Some supporting characters were a little one dimensional, mostly because our band of protagonists encounter so many groups of kids on their journey. Of-bloody-course the tiny Asian girl is a martial arts whiz. The younger kids who live underground are bedecked in Hot Topic and cling to pop culture. The rich offspring of Manhattan’s wealthy elite behave like entitled assholes even while they try to establish some sick form of order, but the only given reason for their douchebaggery is the fact that they used to be rich. But maybe that’s how it would really be? Maybe the fear of losing privilege, in a world where money suddenly means nothing and resentments abound, could turn teenaged jackasses into violent pimps and racist tyrants. I guess that isn’t so far-fetched after all.
Then there were a few nifty twists on the usual stereotypes in this sort of story. The NYPL should be a safe haven for those characters who believe in the powers of knowledge and reason, but something’s horribly wrong – really downright spooky – within those hallowed shelves. The kids in Harlem have re-purposed police cars to suit their own needs, now that the grown men who liked to bully them for years have finally died off. I was super excited when a boating excursion made up part of their adventure, and thought the Captain was super cool. (He is delightfully uninhibited in pointing out that sheltered kids like Jeff and Donna are wrong to assume that black kids from harsher neighborhoods wouldn’t know how to sail.) Add some hyped-up pre-teens, armed to the teeth and bent on commandeering the boat, and I’m entirely on board. (Ugh, pirate puns. I’m not actually sorry.)

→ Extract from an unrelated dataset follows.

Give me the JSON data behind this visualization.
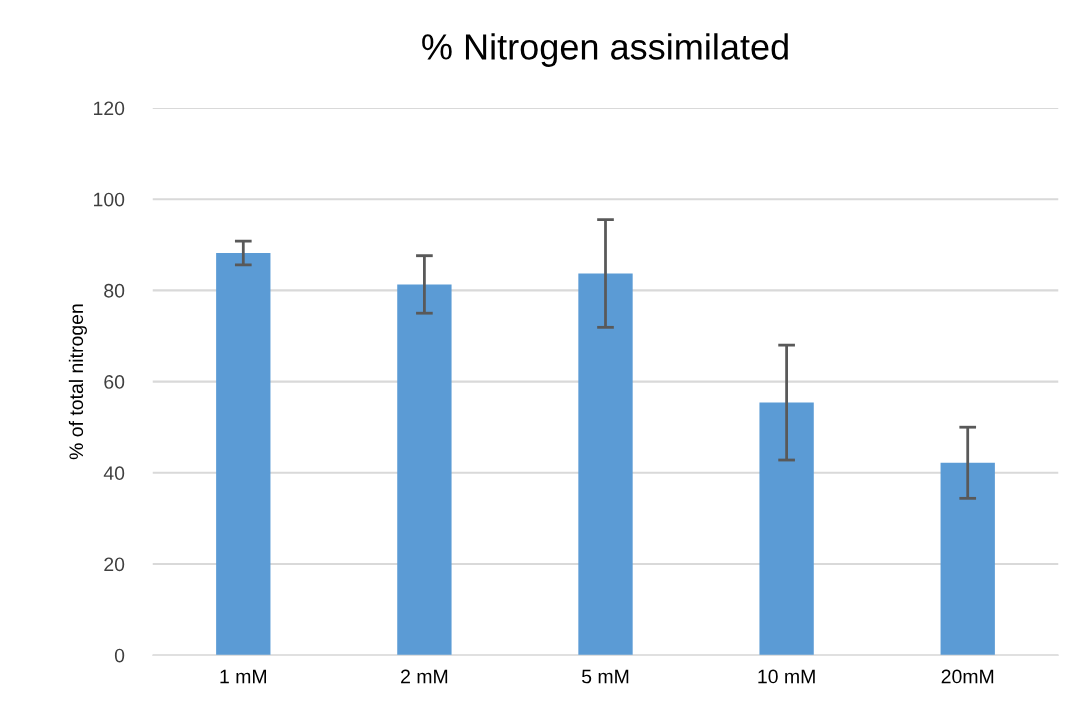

I don’t usually go for the apocalyptic, dystopian, catastrophe, bio-terrorism stuff. It doesn’t really interest me, and sicknesses are gross. But the premise of The Young World – bands of teenagers facing off against each other and their own quickened mortality – was unique enough to keep me engaged. It’s interesting to wonder how quickly we would slide into chaos if the millions of adults who move gasoline through pipes, electricity through wires, and seeds through the soil – all those other imperatives for everyday life – suddenly disappeared. It’s interesting to witness what the violence might look like, when growing up is a literal death sentence and the future of humanity looks to have around six years left. Interesting, and exciting, but not necessarily pleasant. The book sets up for an obvious sequel after a (too) big twist at the adventure’s climax. Nonetheless, I had fun reading The Young World. I got drawn into the action and really wanted our heroes to succeed on their far-fetched quest for a reason to keep hoping.

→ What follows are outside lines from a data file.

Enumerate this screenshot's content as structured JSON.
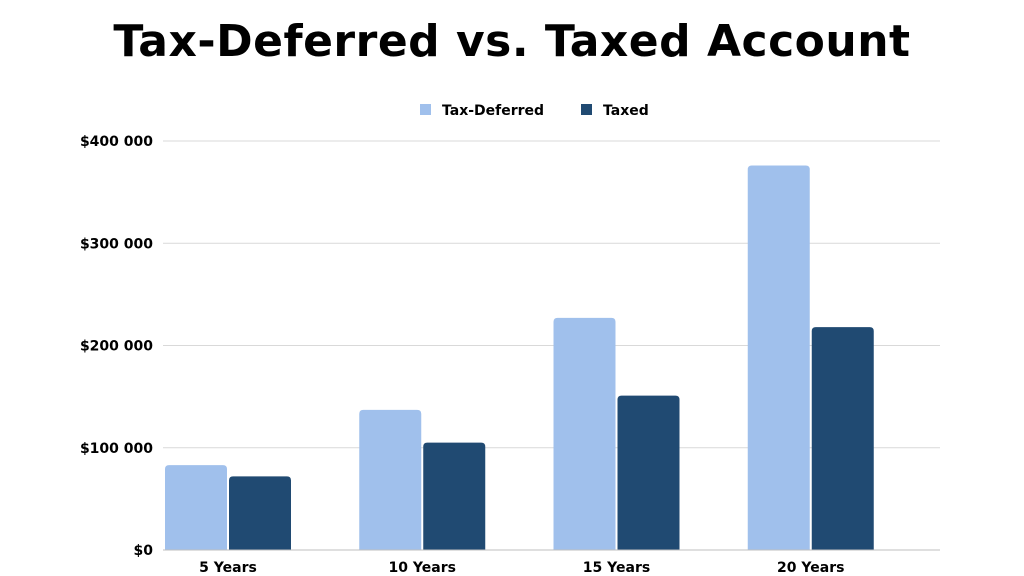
{
  "chart_data": {
    "type": "bar",
    "title": "Tax-Deferred vs. Taxed Account",
    "xlabel": "",
    "ylabel": "",
    "categories": [
      "5 Years",
      "10 Years",
      "15 Years",
      "20 Years"
    ],
    "series": [
      {
        "name": "Tax-Deferred",
        "color": "#a0c0ec",
        "values": [
          83000,
          137000,
          227000,
          376000
        ]
      },
      {
        "name": "Taxed",
        "color": "#204a72",
        "values": [
          72000,
          105000,
          151000,
          218000
        ]
      }
    ],
    "ylim": [
      0,
      400000
    ],
    "yticks": [
      0,
      100000,
      200000,
      300000,
      400000
    ],
    "ytick_labels": [
      "$0",
      "$100 000",
      "$200 000",
      "$300 000",
      "$400 000"
    ],
    "grid": true,
    "legend_position": "top-center"
  }
}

I recommend The Young World to anyone who likes their scary visions of the future to be action-packed rather than political. People who liked the Purge movies might like it, as the aesthetics are quite similar. (I still can’t get that bone-chilling masked kid with the machete out of my mind. He would have fit into this book world very well.) So would anyone who likes to read post-catastrophe novels to see how different authors envision the end of society. The teen characters have authentic voices, and characters come from all walks of life. The gore and language and depravity don’t stop the book from making some interesting points about what we take for granted, so while it’s not for squeamish readers I wouldn’t call this a gratuitously horrific book, either.

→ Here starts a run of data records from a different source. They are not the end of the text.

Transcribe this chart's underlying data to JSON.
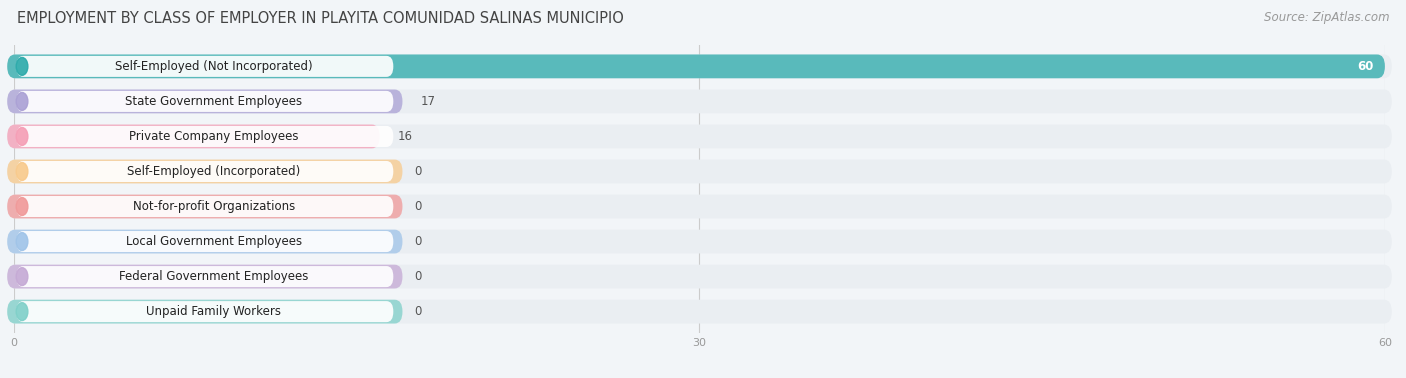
{
  "title": "EMPLOYMENT BY CLASS OF EMPLOYER IN PLAYITA COMUNIDAD SALINAS MUNICIPIO",
  "source": "Source: ZipAtlas.com",
  "categories": [
    "Self-Employed (Not Incorporated)",
    "State Government Employees",
    "Private Company Employees",
    "Self-Employed (Incorporated)",
    "Not-for-profit Organizations",
    "Local Government Employees",
    "Federal Government Employees",
    "Unpaid Family Workers"
  ],
  "values": [
    60,
    17,
    16,
    0,
    0,
    0,
    0,
    0
  ],
  "bar_colors": [
    "#29a9a9",
    "#a99fd4",
    "#f59db5",
    "#f8c98a",
    "#f09898",
    "#9ec3e8",
    "#c4a8d4",
    "#7dcfc8"
  ],
  "xlim": [
    0,
    60
  ],
  "xticks": [
    0,
    30,
    60
  ],
  "bg_color": "#f2f5f8",
  "row_bg_color": "#eaeef2",
  "title_fontsize": 10.5,
  "source_fontsize": 8.5,
  "label_fontsize": 8.5,
  "value_fontsize": 8.5
}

All the references to movies and iphones and fashion trends will surely sound old-fashioned in even a year or two. But the notion of kids facing their own natures – chaotic, despairing, or hopeful natures – when there’s no adults to regulate them has inspired writers for over a century. I hope it continues to be a subject people write about, whether it includes kids flying around fighting pirates in their pajamas, or teenagers shooting their way through hostile city streets. And also fighting pirates.